A table can mean stability, said Sam Unruh, founder of Unruh Furniture. It’s four legs help provide the emotional support for a home.
“Growing up, my family ate together every night at the table. We all had our spots and still do to this day,” said Unruh, whose custom, made-to-order furniture business operates out of the former Westminster Congregational Church at 36th and Walnut streets. “Our table was more than just a place to set our food; it was a place of consistency and feeling known.”
But not all families are so fortunate to have such a gathering place, Unruh acknowledged. His Kansas City-based company is in a unique position to help, he said.
More than five years ago, Unruh Furniture launched Tables for Moms — a program through which single mothers are nominated to receive a free, customized table that fits their situation and space, delivered to their Kansas City area homes.
To date, 56 tables have been given to single moms across the metro. Selected women are walked through the same design process as any other Unruh client, said Josh Klein, the business’s creative director.
“They schedule an appointment, select a style, wood species, finishes and dimensions,” he said. “We really want to allow them options and the ability to choose what’s right for them. A lot of times, their spaces sadly are small, so we steer them toward a table that’s going to be best for them.”
A mother is chosen each month for one of Unruh’s high-quality furniture pieces — with all lumber sourced from Liberty Hardwoods in Kansas City, and every step of the building process completed in-house, Klein said.

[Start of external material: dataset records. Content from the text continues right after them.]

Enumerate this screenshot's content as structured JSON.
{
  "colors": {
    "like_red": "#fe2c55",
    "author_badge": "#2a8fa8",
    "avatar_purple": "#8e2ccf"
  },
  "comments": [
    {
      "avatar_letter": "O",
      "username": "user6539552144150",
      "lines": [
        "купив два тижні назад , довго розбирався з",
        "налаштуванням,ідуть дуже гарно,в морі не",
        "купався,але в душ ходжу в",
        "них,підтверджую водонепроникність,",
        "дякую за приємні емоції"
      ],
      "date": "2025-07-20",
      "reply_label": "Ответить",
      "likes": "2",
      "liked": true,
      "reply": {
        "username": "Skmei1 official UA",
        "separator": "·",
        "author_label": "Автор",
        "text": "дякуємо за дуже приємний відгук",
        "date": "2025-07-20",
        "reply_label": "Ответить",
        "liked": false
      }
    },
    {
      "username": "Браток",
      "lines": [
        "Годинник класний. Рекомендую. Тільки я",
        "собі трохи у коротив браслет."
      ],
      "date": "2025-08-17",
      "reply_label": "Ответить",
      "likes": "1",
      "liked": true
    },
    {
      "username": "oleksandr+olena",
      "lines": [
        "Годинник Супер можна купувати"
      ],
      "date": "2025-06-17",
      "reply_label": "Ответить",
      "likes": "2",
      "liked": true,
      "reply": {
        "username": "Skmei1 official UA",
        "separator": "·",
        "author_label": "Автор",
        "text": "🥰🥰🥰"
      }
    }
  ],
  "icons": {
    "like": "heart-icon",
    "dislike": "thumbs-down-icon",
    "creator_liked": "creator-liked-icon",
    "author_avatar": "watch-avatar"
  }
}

Through the course of the program, Unruh delivery workers recognized that needs for families receiving the tables went far beyond furniture, Klein said, noting many of the mothers also lacked adequate groceries, had unpaid utility bills, broken appliances like washing machines, and required assistance with lawn maintenance.
The company created its Moms Fund in response. The fund is powered by the sale of $35 T-shirts — $15 of which goes to cover production and shipping, with the remaining $20 directly slated for helping mothers, Klein said.
“Our thought is this: Not everyone can build a table, but everyone can buy a shirt,” Unruh’s website reads.
Crafted from a lifelong calling
Sam Unruh’s first hire at the business, Robert Cortez, helped inspire him to give back, he said.
A seminary graduate of the College of the Ozarks, Unruh had taken a risk in starting the furniture company. When it launched in 2013, his wife, Hayley, was pregnant with their first child.
Cortez worked alongside Unruh in his garage as they began the process of crafting a business that eventually would double in size each year, outgrowing numerous spaces before finding a home in the former Westminster church, Klein said.
“When there’s only two of you, obviously you get to know each other well,” he said. “Robert started telling stories about his upbringing. He was raised by a single mom … They didn’t have much, and what they had were hand-me-downs or some other act of kindness. Their neighbor recognized their situation, and brought over a table to give them. He said the amount of stability it provided to his family was really important. It helped him to feel like it was home.”
The story drew parallels between caring for people and building custom handcrafted pieces, Unruh said. At the root of both: intentionality.
“Every day there are people in our lives that have needs and the difference between doing nothing or doing something is whether we choose to use our time to care for others,” he said. “The same is true when we build a piece. We could use quicker and cheaper processes, but we intentionally choose to be craftsman that deeply believe in our mission to provide quality, lifelong furniture.”
Today, Cortez runs his own furniture business in Florida, while Unruh and his wife have four children, and the business has grown to a family of about 20 employees.
“Growing up, my parents taught and showed me that we give to others, especially when we have been given much,” Unruh said. “I believe we are deeply loved by the one who created us and that we all have been given great talents, because of this I desire to use those skills to give and show the love that I have been given.”
A sanctuary for Unruh’s vision
From inside the former church — built in phases in 1904 and 1912, Klein said — it’s the sounds of hammers, sanders and sprayers that now hum through the space once filled with hymns and shuffling feet between pews.
“It’s taken some work,” said Klein, noting furniture construction began in the renovated space in October 2016. “It’s a quirky old building, but it has good bones.”
Unruh specializes in mixing high-quality products with equally high-touch customer service, he said. The company only delivers within the service areas of its two showrooms — located in Kansas City, as well as Dallas’ Deep Ellum neighborhood — to safeguard against damage to the one-of-a-kind pieces.
“It’s all hand-crafted. And it’s all going to a specific home,” Klein said. “There’s not a warehouse or stockpile. We don’t do the Big Box thing — everything is made to order.”
Prices range from a coffee table at $800 to $3,500 for live edge tables, dressers and other large pieces, he said.
As the company continues to grow, Unruh recognizes needs within the community aren’t fading, Klein said. They’re hoping Kansas Citians embrace the Moms Fund and Tables for Moms programs — not only purchasing shirts, but also sending nominations for single mothers and specifying needs seen in the community.
“This all began in a garage, but it doesn’t end there,” said Klein. “Sam had a vision for building furniture, but giving goes so much further.”